When parallelizing something, there is often a cost. For example, I learned that molecular simulations can only utilize multiple cores if they have ~300 atoms. Otherwise the latency of Grand Central Dispatch makes it slower. For ML, the types of models that are possible to train on personal computers, are also the smallest, and most vulnerable to latency.

Take two latencies: CPU-GPU synchronization (200 us) and the sequential throughput of PyTorch (25 us). Assume both training with batch-16 and inferencing a feedforward layer take the same time, and the layer is in FP32. Bandwidth is 400 GB/s and a layer's weights take n^2 memory, where n is the layer size. What is the smallest layer size you can use without being bottlenecked by latency (both for 200 us and 25 us)?

 

[komuh]

Is 200us latency of single MTLComputeCommandEncoder dispatch or its for sync of data? Cause PyTorch seems like bad options for that (at least before StableHLO/MLIR will target Metal and you can easily compile model) as PyTorch latency is quiet high especially without compilation.
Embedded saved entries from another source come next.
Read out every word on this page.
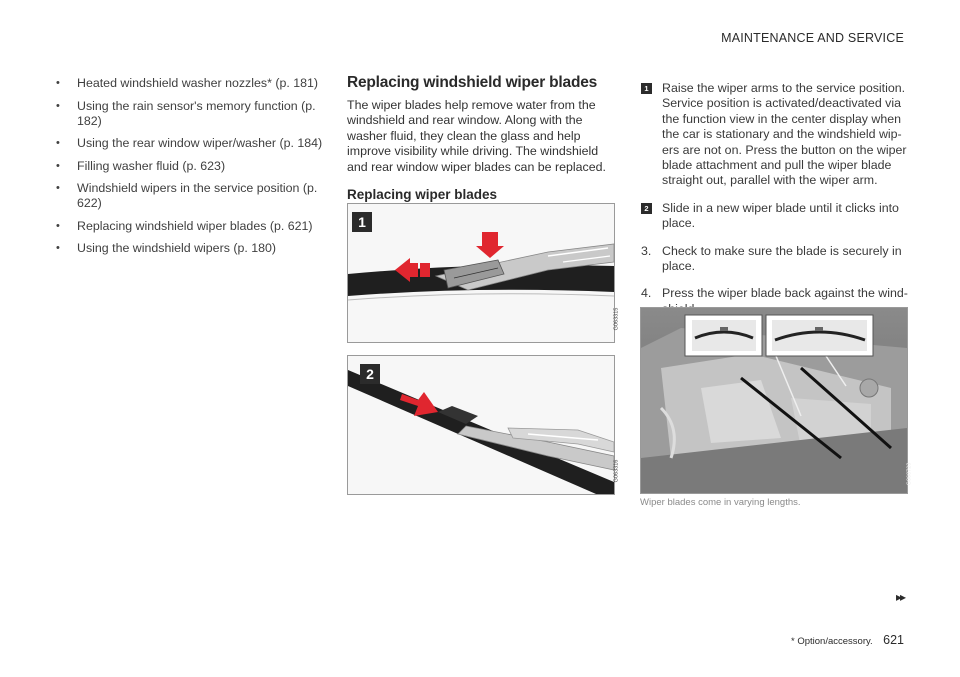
MAINTENANCE AND SERVICE
• Heated windshield washer nozzles* (p. 181)
• Using the rain sensor's memory function (p. 182)
• Using the rear window wiper/washer (p. 184)
• Filling washer fluid (p. 623)
• Windshield wipers in the service position (p. 622)
• Replacing windshield wiper blades (p. 621)
• Using the windshield wipers (p. 180)
Replacing windshield wiper blades

The wiper blades help remove water from the windshield and rear window. Along with the washer fluid, they clean the glass and help improve visibility while driving. The windshield and rear window wiper blades can be replaced.

Replacing wiper blades
1
G063315
2
G063316
1 Raise the wiper arms to the service position. Service position is activated/deactivated via the function view in the center display when the car is stationary and the windshield wip-ers are not on. Press the button on the wiper blade attachment and pull the wiper blade straight out, parallel with the wiper arm.
2 Slide in a new wiper blade until it clicks into place.
3. Check to make sure the blade is securely in place.
4. Press the wiper blade back against the wind-
G068723
Wiper blades come in varying lengths.
▸▸
* Option/accessory. 621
If it was me I would just write small optimised kernels for that maybe something like tiny-cuda-nn from nvidia.

 

[Philip Turner]

Sequential throughput of command buffers is 10-15 us. In other words, you cannot execute more than 100,000 command buffers in one second. However, if you batch numerous commands into one command buffer (by using compute encoders), you can achieve 2 us. PyTorch doesn't do this - in fact, they add an extra 15 us/command from MPSGraph's internal latency. So it takes 25 us even for a trivial scalar addition, while NV GPUs take a single-digit percent of that time.

Also, a lot of PyTorch operations aren't implemented in Metal, which means it must fall back to the CPU. The latency to hear back from a command buffer is typically 200-300 us. The record sequential throughput I've ever seen is 150 us. Compare that to Nvidia, which seems to be ~5 us (the latency of PCIe). Apple's "unified memory" is not actually shareable between the CPU and GPU in a real-world workflow, except as a means to create a GPU with large VRAM, or to improve power efficiency with asymptotically large problems.

 

[name99]

I think Apple designed the AMX because their GPU is unusable for too many real-world tasks. Too much driver latency, compared to NV. I spotted the bottleneck in PyTorch, nobody fixed it, and it just reappeared in molecular dynamics. I think it's also going to appear in quantum chemistry too.

The best solution is an completely open-source alternative to Metal Performance Shaders, which lets you encode numerous kernels into the same MTLComputeCommandEncoder. Even if it's slightly slower for some cases, removing the MPS dependency can substantially improve actual performance. Especially for inferencing large language models.

ANE is probably even worse, the order of 1-10 milliseconds. @name99 do you have data on latency to access the ANE?

No clue about ANE latency.

However one thing Apple could do with MPS is the same sort of thing as they did with Core Image. Even though that presents as functions you arrange into a graph, it's actually implemented (kinda) at the compiler level so that redundant work can be removed, instructions can be re-ordered, function call overhead eliminated, etc.

They have already gone down that path with ray tracing, and in principle they could do this for all of MPS, use the ideas from CI... It's an obvious next step once they clear their plates of all the higher priority work, but it might do a lot to help NN's, and since AI is the current darling, there is hope!